There is still widespread concern over Google's ability to deliver privacy, security, and meet other IT governance standards as a public cloud provider - but in one sector which is traditionally very strict on governance (Government) Google is meeting with greater success. Why is this? What are the lessons to be learned?
First, it's important to recap the worries about public cloud security and data safekeeping. If you are in a highly regulated industry with fiduciary and privacy obligations to your constituents (e.g., healthcare, finance and yes, even government), you can't place your company or your job in jeopardy by incurring a multi-billion dollar security breach or privacy compromise that effects hundreds of thousands of subscribers.
Second, there are still too many examples of public cloud prime-time players that are not ready to assume the mantles of regulatory compliance and data stewardship that enterprise IT practices demand. "We have our own internal SLAs (service level agreements), but we don't provide them to our customers," acknowledged one public cloud SaaS (software-as-a-service) provider.
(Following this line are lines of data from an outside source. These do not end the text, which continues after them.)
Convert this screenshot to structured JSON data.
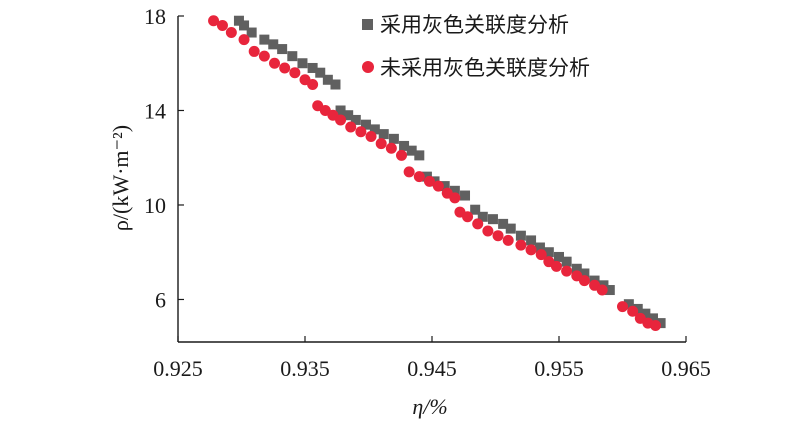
{
  "chart_data": {
    "type": "scatter",
    "xlabel": "η/%",
    "ylabel": "ρ/(kW·m⁻²)",
    "xlim": [
      0.925,
      0.965
    ],
    "ylim": [
      4.2,
      18
    ],
    "xticks": [
      "0.925",
      "0.935",
      "0.945",
      "0.955",
      "0.965"
    ],
    "yticks": [
      "6",
      "10",
      "14",
      "18"
    ],
    "x_tick_values": [
      0.925,
      0.935,
      0.945,
      0.955,
      0.965
    ],
    "y_tick_values": [
      6,
      10,
      14,
      18
    ],
    "grid": false,
    "legend_position": "top-right",
    "series": [
      {
        "name": "采用灰色关联度分析",
        "marker": "square",
        "color": "#606060",
        "points": [
          [
            0.9298,
            17.8
          ],
          [
            0.9302,
            17.6
          ],
          [
            0.9308,
            17.3
          ],
          [
            0.9318,
            17.0
          ],
          [
            0.9325,
            16.8
          ],
          [
            0.9332,
            16.6
          ],
          [
            0.934,
            16.3
          ],
          [
            0.9348,
            16.0
          ],
          [
            0.9356,
            15.8
          ],
          [
            0.9362,
            15.6
          ],
          [
            0.9368,
            15.3
          ],
          [
            0.9374,
            15.1
          ],
          [
            0.9378,
            14.0
          ],
          [
            0.9384,
            13.8
          ],
          [
            0.939,
            13.6
          ],
          [
            0.9398,
            13.4
          ],
          [
            0.9405,
            13.2
          ],
          [
            0.9412,
            13.0
          ],
          [
            0.942,
            12.8
          ],
          [
            0.9428,
            12.5
          ],
          [
            0.9434,
            12.3
          ],
          [
            0.944,
            12.1
          ],
          [
            0.9446,
            11.2
          ],
          [
            0.9452,
            11.0
          ],
          [
            0.946,
            10.8
          ],
          [
            0.9468,
            10.6
          ],
          [
            0.9476,
            10.4
          ],
          [
            0.9484,
            9.8
          ],
          [
            0.949,
            9.5
          ],
          [
            0.9498,
            9.4
          ],
          [
            0.9506,
            9.2
          ],
          [
            0.9512,
            9.0
          ],
          [
            0.952,
            8.7
          ],
          [
            0.9528,
            8.5
          ],
          [
            0.9535,
            8.2
          ],
          [
            0.9542,
            8.0
          ],
          [
            0.955,
            7.8
          ],
          [
            0.9556,
            7.6
          ],
          [
            0.9564,
            7.3
          ],
          [
            0.957,
            7.1
          ],
          [
            0.9578,
            6.8
          ],
          [
            0.9585,
            6.6
          ],
          [
            0.959,
            6.4
          ],
          [
            0.9605,
            5.8
          ],
          [
            0.9612,
            5.6
          ],
          [
            0.9618,
            5.4
          ],
          [
            0.9624,
            5.2
          ],
          [
            0.963,
            5.0
          ]
        ]
      },
      {
        "name": "未采用灰色关联度分析",
        "marker": "circle",
        "color": "#e8253c",
        "points": [
          [
            0.9278,
            17.8
          ],
          [
            0.9285,
            17.6
          ],
          [
            0.9292,
            17.3
          ],
          [
            0.9302,
            17.0
          ],
          [
            0.931,
            16.5
          ],
          [
            0.9318,
            16.3
          ],
          [
            0.9326,
            16.0
          ],
          [
            0.9334,
            15.8
          ],
          [
            0.9342,
            15.6
          ],
          [
            0.935,
            15.3
          ],
          [
            0.9356,
            15.1
          ],
          [
            0.936,
            14.2
          ],
          [
            0.9366,
            14.0
          ],
          [
            0.9372,
            13.8
          ],
          [
            0.9378,
            13.6
          ],
          [
            0.9386,
            13.3
          ],
          [
            0.9394,
            13.1
          ],
          [
            0.9402,
            12.9
          ],
          [
            0.941,
            12.6
          ],
          [
            0.9418,
            12.4
          ],
          [
            0.9426,
            12.1
          ],
          [
            0.9432,
            11.4
          ],
          [
            0.944,
            11.2
          ],
          [
            0.9448,
            11.0
          ],
          [
            0.9455,
            10.8
          ],
          [
            0.9462,
            10.5
          ],
          [
            0.9468,
            10.3
          ],
          [
            0.9472,
            9.7
          ],
          [
            0.9478,
            9.5
          ],
          [
            0.9486,
            9.2
          ],
          [
            0.9494,
            8.9
          ],
          [
            0.9502,
            8.7
          ],
          [
            0.951,
            8.5
          ],
          [
            0.952,
            8.3
          ],
          [
            0.9528,
            8.1
          ],
          [
            0.9536,
            7.9
          ],
          [
            0.9542,
            7.6
          ],
          [
            0.9548,
            7.4
          ],
          [
            0.9556,
            7.2
          ],
          [
            0.9564,
            7.0
          ],
          [
            0.957,
            6.8
          ],
          [
            0.9578,
            6.6
          ],
          [
            0.9584,
            6.4
          ],
          [
            0.96,
            5.7
          ],
          [
            0.9608,
            5.5
          ],
          [
            0.9614,
            5.2
          ],
          [
            0.962,
            5.0
          ],
          [
            0.9626,
            4.9
          ]
        ]
      }
    ]
  }
}
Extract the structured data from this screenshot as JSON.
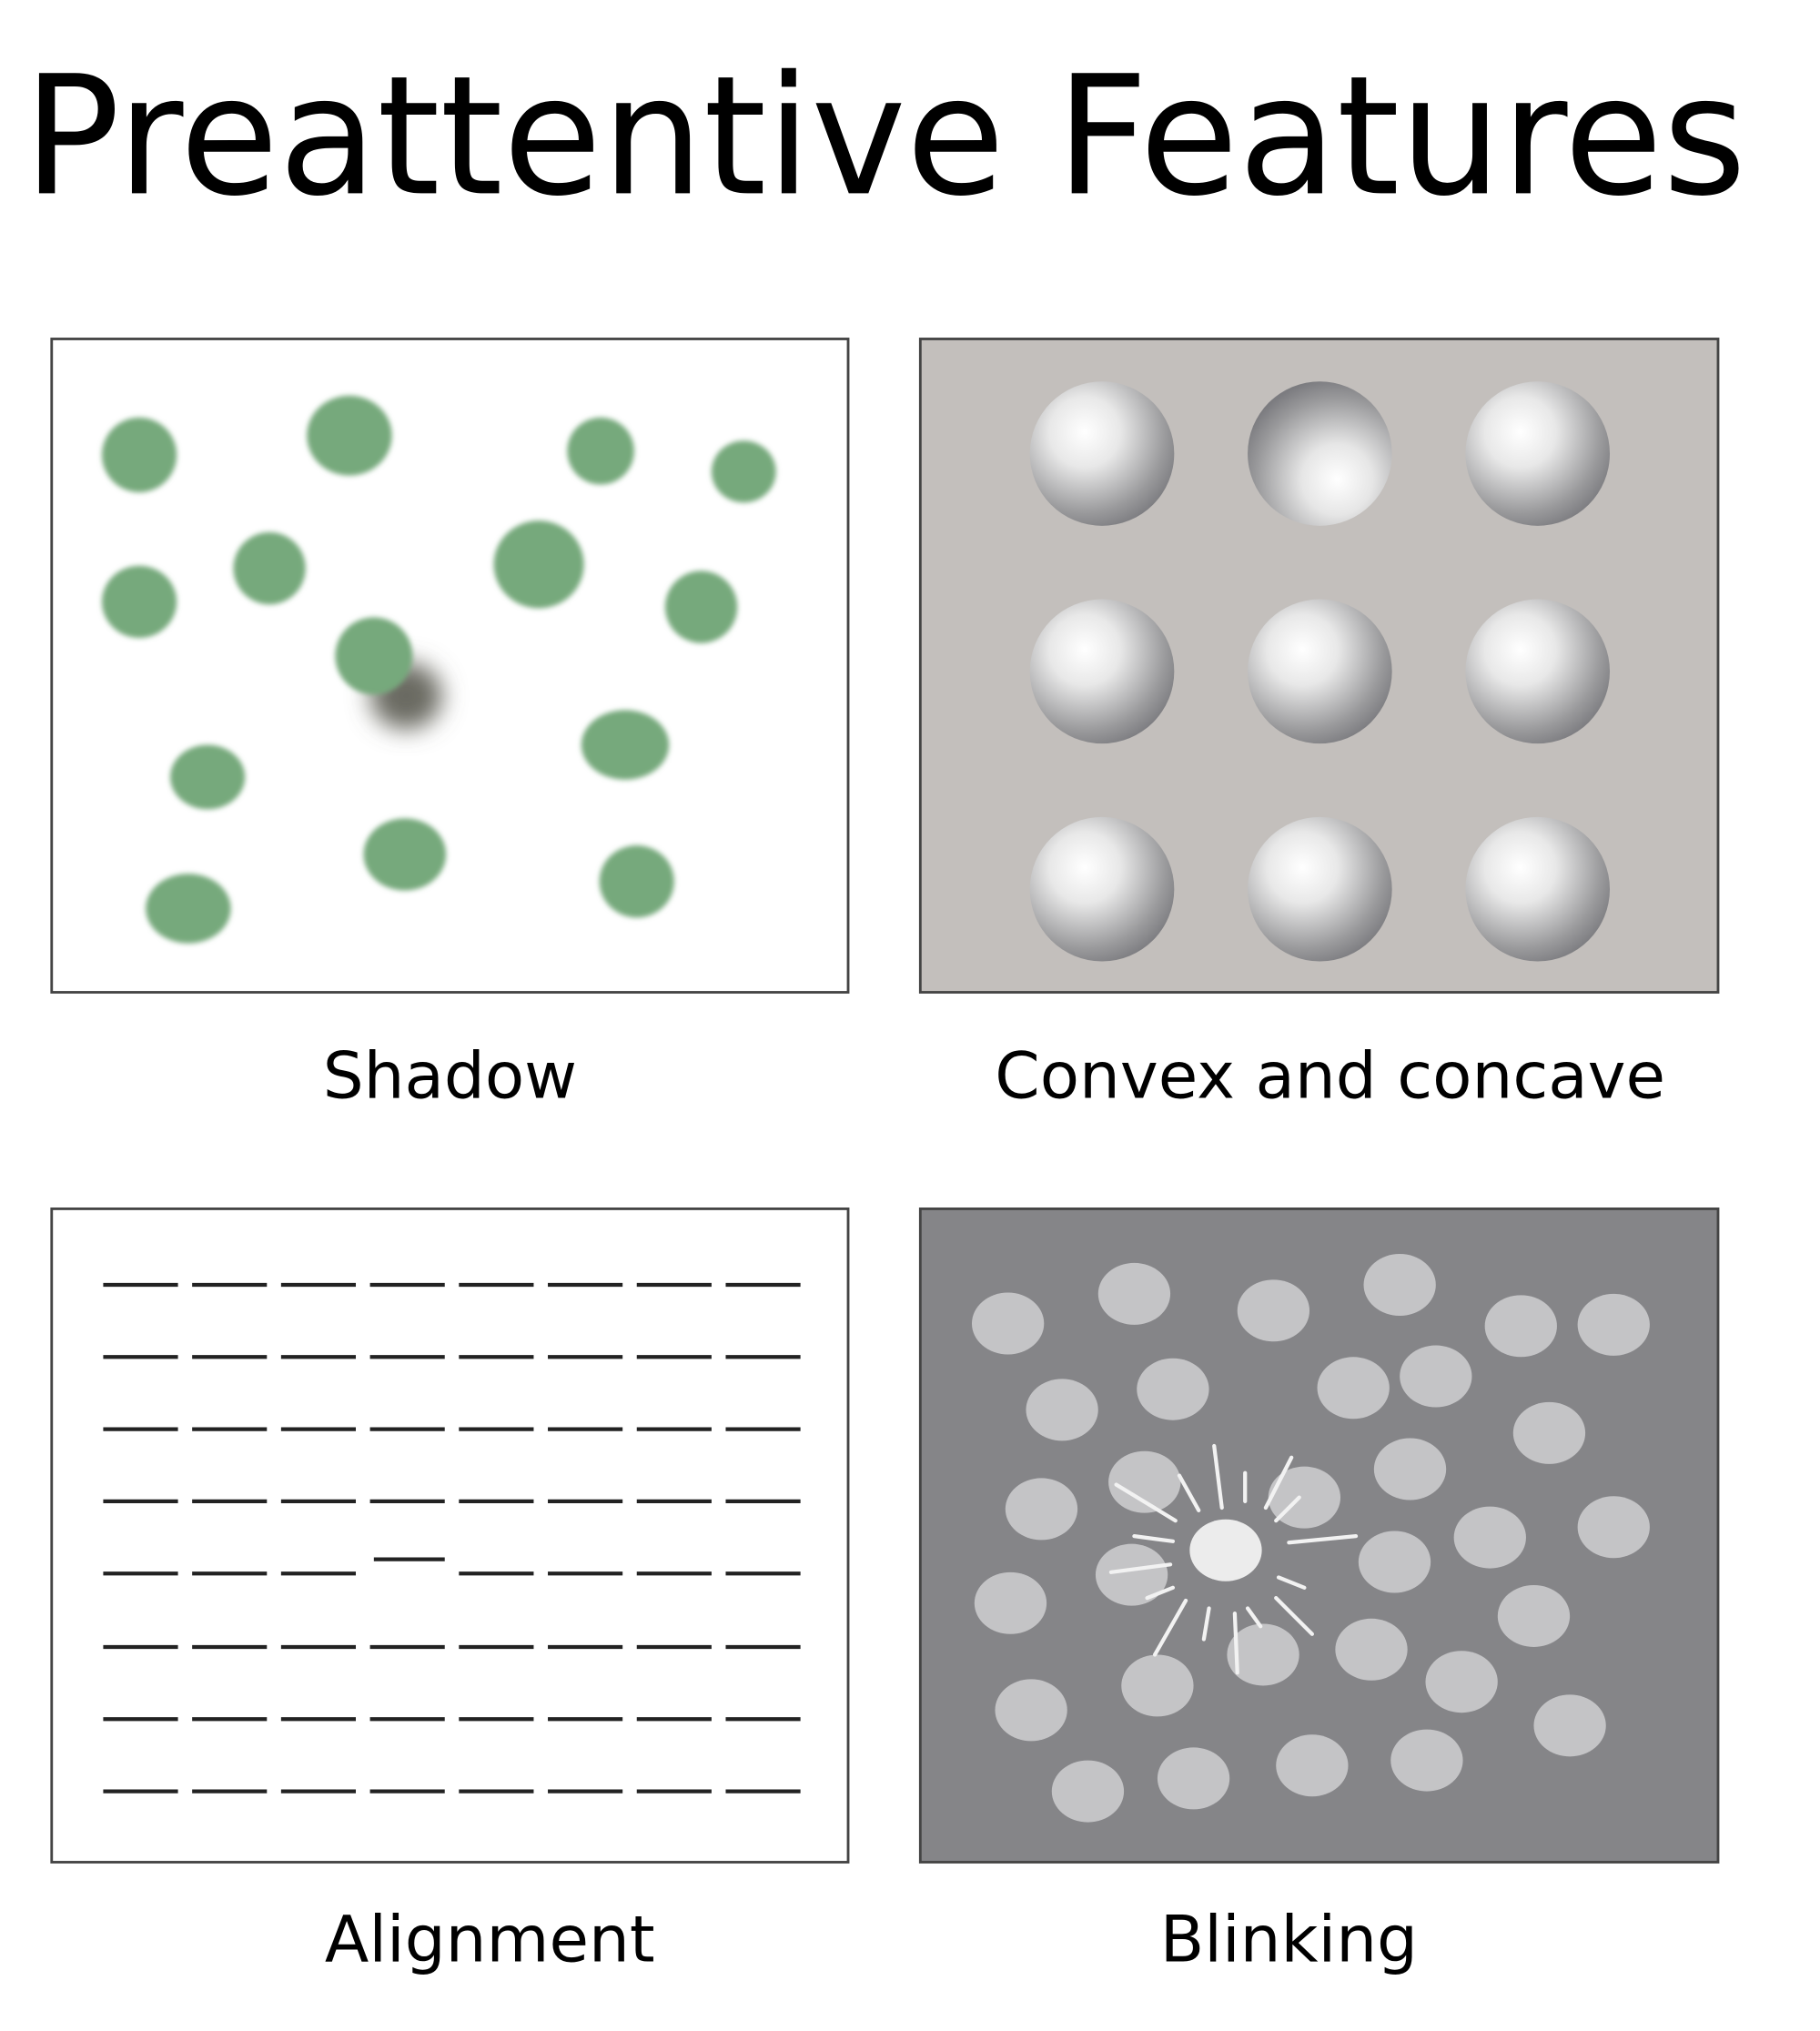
{
  "title": "Preattentive Features",
  "panels": [
    {
      "caption": "Shadow"
    },
    {
      "caption": "Convex and concave"
    },
    {
      "caption": "Alignment"
    },
    {
      "caption": "Blinking"
    }
  ]
}
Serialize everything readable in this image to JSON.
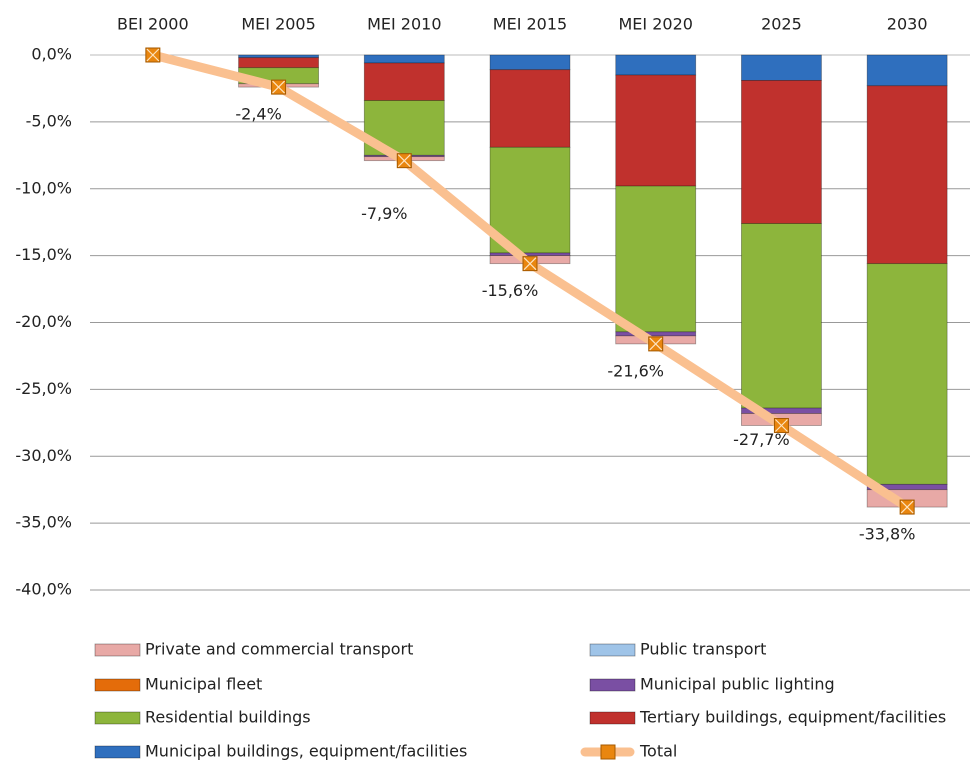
{
  "chart_data": {
    "type": "bar",
    "stacked": true,
    "categories": [
      "BEI 2000",
      "MEI 2005",
      "MEI 2010",
      "MEI 2015",
      "MEI 2020",
      "2025",
      "2030"
    ],
    "series": [
      {
        "name": "Private and commercial transport",
        "color": "#e8a9a6",
        "values": [
          0,
          -0.25,
          -0.3,
          -0.6,
          -0.6,
          -0.9,
          -1.3
        ]
      },
      {
        "name": "Public transport",
        "color": "#9fc4e8",
        "values": [
          0,
          0,
          0,
          0,
          0,
          0,
          0
        ]
      },
      {
        "name": "Municipal fleet",
        "color": "#e46c0a",
        "values": [
          0,
          0,
          0,
          0,
          0,
          0,
          0
        ]
      },
      {
        "name": "Municipal public lighting",
        "color": "#7a4fa3",
        "values": [
          0,
          0,
          -0.1,
          -0.2,
          -0.3,
          -0.4,
          -0.4
        ]
      },
      {
        "name": "Residential buildings",
        "color": "#8db53c",
        "values": [
          0,
          -1.2,
          -4.1,
          -7.9,
          -10.9,
          -13.8,
          -16.5
        ]
      },
      {
        "name": "Tertiary buildings, equipment/facilities",
        "color": "#c0312d",
        "values": [
          0,
          -0.75,
          -2.8,
          -5.8,
          -8.3,
          -10.7,
          -13.3
        ]
      },
      {
        "name": "Municipal buildings, equipment/facilities",
        "color": "#2f6fbe",
        "values": [
          0,
          -0.2,
          -0.6,
          -1.1,
          -1.5,
          -1.9,
          -2.3
        ]
      },
      {
        "name": "Total",
        "type": "line",
        "color": "#fac090",
        "marker_color": "#e9860f",
        "values": [
          0,
          -2.4,
          -7.9,
          -15.6,
          -21.6,
          -27.7,
          -33.8
        ],
        "value_labels": [
          null,
          "-2,4%",
          "-7,9%",
          "-15,6%",
          "-21,6%",
          "-27,7%",
          "-33,8%"
        ]
      }
    ],
    "ylim": [
      -40,
      0
    ],
    "yticks": [
      {
        "value": 0,
        "label": "0,0%"
      },
      {
        "value": -5,
        "label": "-5,0%"
      },
      {
        "value": -10,
        "label": "-10,0%"
      },
      {
        "value": -15,
        "label": "-15,0%"
      },
      {
        "value": -20,
        "label": "-20,0%"
      },
      {
        "value": -25,
        "label": "-25,0%"
      },
      {
        "value": -30,
        "label": "-30,0%"
      },
      {
        "value": -35,
        "label": "-35,0%"
      },
      {
        "value": -40,
        "label": "-40,0%"
      }
    ],
    "grid": true,
    "legend": "bottom"
  }
}
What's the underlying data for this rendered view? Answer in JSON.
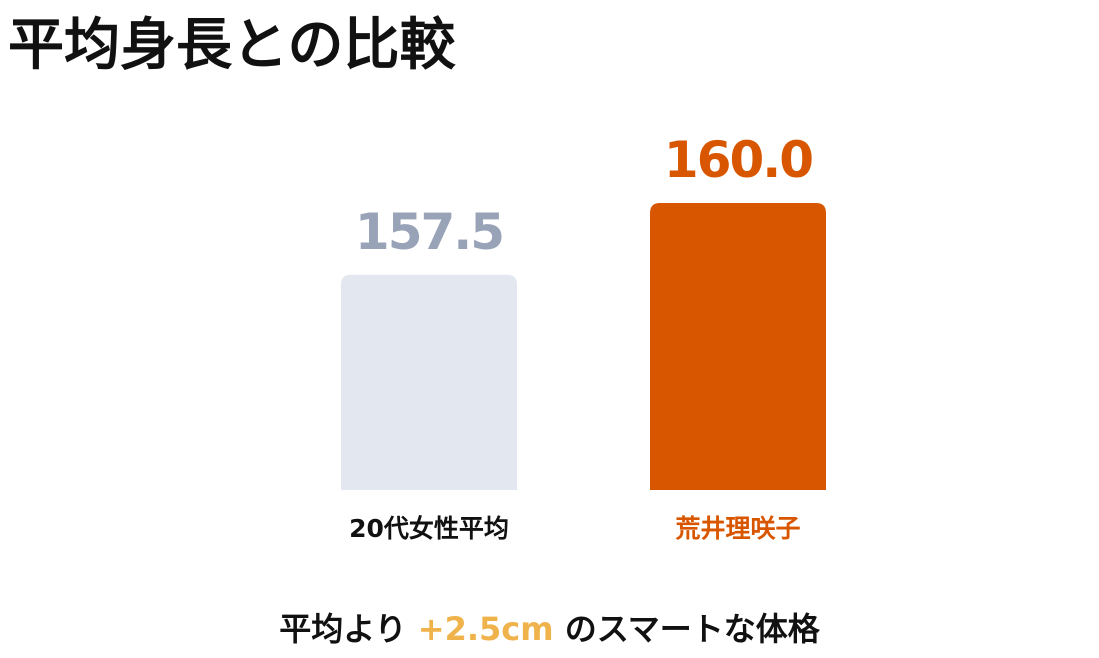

Google has not been immune to these growing pains, either. Its early failures are well chronicled. Even in government, there have been hiccups. Late last year, the City of Los Angeles scaled back its Google public cloud deployment because law enforcement was concerned about how secure its data would be.
But let's not forget the victories
The State of Wyoming migrated 10,000 employees to Google Apps for Government for collaboration and unified communications in less than nine months. Wyoming believes that the online collaboration tools Google Apps offers will streamline operations and make government more efficient.
As more government agencies actively work with Google, deploy Google Apps, and boast of anticipated cost savings and workforce efficiencies, momentum is building. "Wyoming reviewed other public cloud options before we selected Google," said Flint Waters, Chief Information Officer for the State of Wyoming. Waters, who has a background in law enforcement, said that initially there was trepidation to adopt a public cloud solution for office productivity.
"Google Apps was the first application in its class to gain FISMA (Federal Information Security Management Act) certification, a comprehensive framework designed to protect government information, operations and assets from outside threats and attacks," said Waters. "FISMA compliance is a major factor in our confidence with Google. Really, using Google Apps is far more secure than our previous efforts."
The lesson here for Google and other public cloud providers is that many organizations (including large enterprises) are already "sold" in theory when it comes to public cloud's ability to deliver cost and operational savings and efficiencies. However, a public cloud must also meet the same rigorous regulatory, security and governance standards that enterprise IT does in the industry verticals it serves. Progress in this area has been made with government. This has spearheaded adoption, and adoption in turn has multiplied agency "success stories" and "word of mouth" that encourages new agencies to seriously consider Google Apps.
It's also noteworthy that Google itself doesn't acknowledge governance and security in the value proposition that it presents to users considering Google Apps, although it does reference it on its Google Apps Government page. Perhaps it is a signal that Google, like its competitors, is still working to customize solutions for governance and security for the different industry verticals it hopes to serve.
"Security is an important consideration for many CIOs, and it's something we take extremely seriously at Google," said Google spokesperson Tim Drinan. "With certifications like FISMA and ISO 27001, we can demonstrate that Google Apps has met stringent security standards that earn the trust of business and government customers."